Bid to keep young people out of jail backfires as courts refuse to relent

An initiative to reduce the number of under-18s in custody is
failing to have a significant impact because courts are using it to
tackle less serious offences, a leading crime reduction campaigner
has warned.

Chris Stanley, head of crime reduction at Nacro, said intensive
supervision and surveillance programmes were being used instead to
strengthen community sentences. Courts seemed reluctant to use the
ISSPs for offences which traditionally carried custodial
sentences.

An ISSP is a community penalty that provides intensive
surveillance and at least 25 hours a week education and training,
offending behaviour work, reparation and family support. It is
targeted at persistent young offenders and can be a condition of
bail or of a court order involving a community and or a custodial
sentence.

“ISSPs have not been as successful as perhaps they could have
been,” Stanley told a conference on youth crime last week. “It took
up the slack at the upper end of community sentences. It has not
been used to deal with children committing offences higher up the
scale.”

Youth Justice Board (YJB) figures show that 6,339 young people
were placed on the programmes by courts between their introduction
in July 2001 and the end of September 2003. But the number of
under-18s in custody fell by only 143 to 2,760 between July 2001
and August 2003.

Stanley called for ISSPs to be used as a “genuine alternative to
custody” and for the provision of “more robust community sentences
at the higher end” to prevent ISSPs being misused.

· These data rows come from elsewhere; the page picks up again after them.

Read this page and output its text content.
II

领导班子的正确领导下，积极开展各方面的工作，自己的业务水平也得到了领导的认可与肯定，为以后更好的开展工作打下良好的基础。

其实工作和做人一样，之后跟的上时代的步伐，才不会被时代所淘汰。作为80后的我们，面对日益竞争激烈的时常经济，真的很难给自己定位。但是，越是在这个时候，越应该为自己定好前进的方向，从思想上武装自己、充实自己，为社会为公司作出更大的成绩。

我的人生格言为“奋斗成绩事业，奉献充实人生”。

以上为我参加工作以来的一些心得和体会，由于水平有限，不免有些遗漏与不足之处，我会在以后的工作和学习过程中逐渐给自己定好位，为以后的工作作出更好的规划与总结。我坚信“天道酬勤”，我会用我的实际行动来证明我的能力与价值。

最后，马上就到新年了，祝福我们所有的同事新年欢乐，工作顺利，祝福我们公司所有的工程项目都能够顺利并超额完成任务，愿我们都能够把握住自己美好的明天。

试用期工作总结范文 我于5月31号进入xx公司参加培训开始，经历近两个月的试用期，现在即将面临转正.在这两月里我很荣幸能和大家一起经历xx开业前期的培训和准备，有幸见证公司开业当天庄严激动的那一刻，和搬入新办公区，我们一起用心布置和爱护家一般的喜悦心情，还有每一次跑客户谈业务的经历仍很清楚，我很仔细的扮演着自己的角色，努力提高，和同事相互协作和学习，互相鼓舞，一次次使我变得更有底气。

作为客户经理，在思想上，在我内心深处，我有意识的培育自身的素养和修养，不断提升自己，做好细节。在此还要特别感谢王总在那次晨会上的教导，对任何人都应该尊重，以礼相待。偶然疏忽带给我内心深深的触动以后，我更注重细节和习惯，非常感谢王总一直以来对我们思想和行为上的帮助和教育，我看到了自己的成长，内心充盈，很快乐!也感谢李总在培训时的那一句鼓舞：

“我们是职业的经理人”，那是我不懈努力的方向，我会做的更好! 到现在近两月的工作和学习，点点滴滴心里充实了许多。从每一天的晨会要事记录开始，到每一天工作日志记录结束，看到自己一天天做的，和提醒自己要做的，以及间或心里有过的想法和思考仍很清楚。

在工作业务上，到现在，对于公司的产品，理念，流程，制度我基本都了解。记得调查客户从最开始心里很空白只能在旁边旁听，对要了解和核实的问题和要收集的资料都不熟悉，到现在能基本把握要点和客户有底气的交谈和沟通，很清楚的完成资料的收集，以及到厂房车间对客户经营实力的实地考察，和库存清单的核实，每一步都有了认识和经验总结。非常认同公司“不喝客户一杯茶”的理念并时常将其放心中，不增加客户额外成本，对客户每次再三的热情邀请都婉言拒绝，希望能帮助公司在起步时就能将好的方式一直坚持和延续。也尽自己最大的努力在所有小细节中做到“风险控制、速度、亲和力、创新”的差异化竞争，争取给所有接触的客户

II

Youth Justice – The Next Steps, a companion document to
the children’s green paper, proposes that ISSPs be included
alongside custody within an intensive supervision or detention
order for serious and repeat offenders.

Stanley supported this move saying that it would make ISSPs into
actual orders that could not be used for community sentences.

Meanwhile, new figures from the YJB have found that there are
still significant variations in the use of custodial sentences in
different areas that cannot be explained by the nature of the
offences alone. Custody rates range from 28 per cent to less than 1
per cent in different youth offending team areas.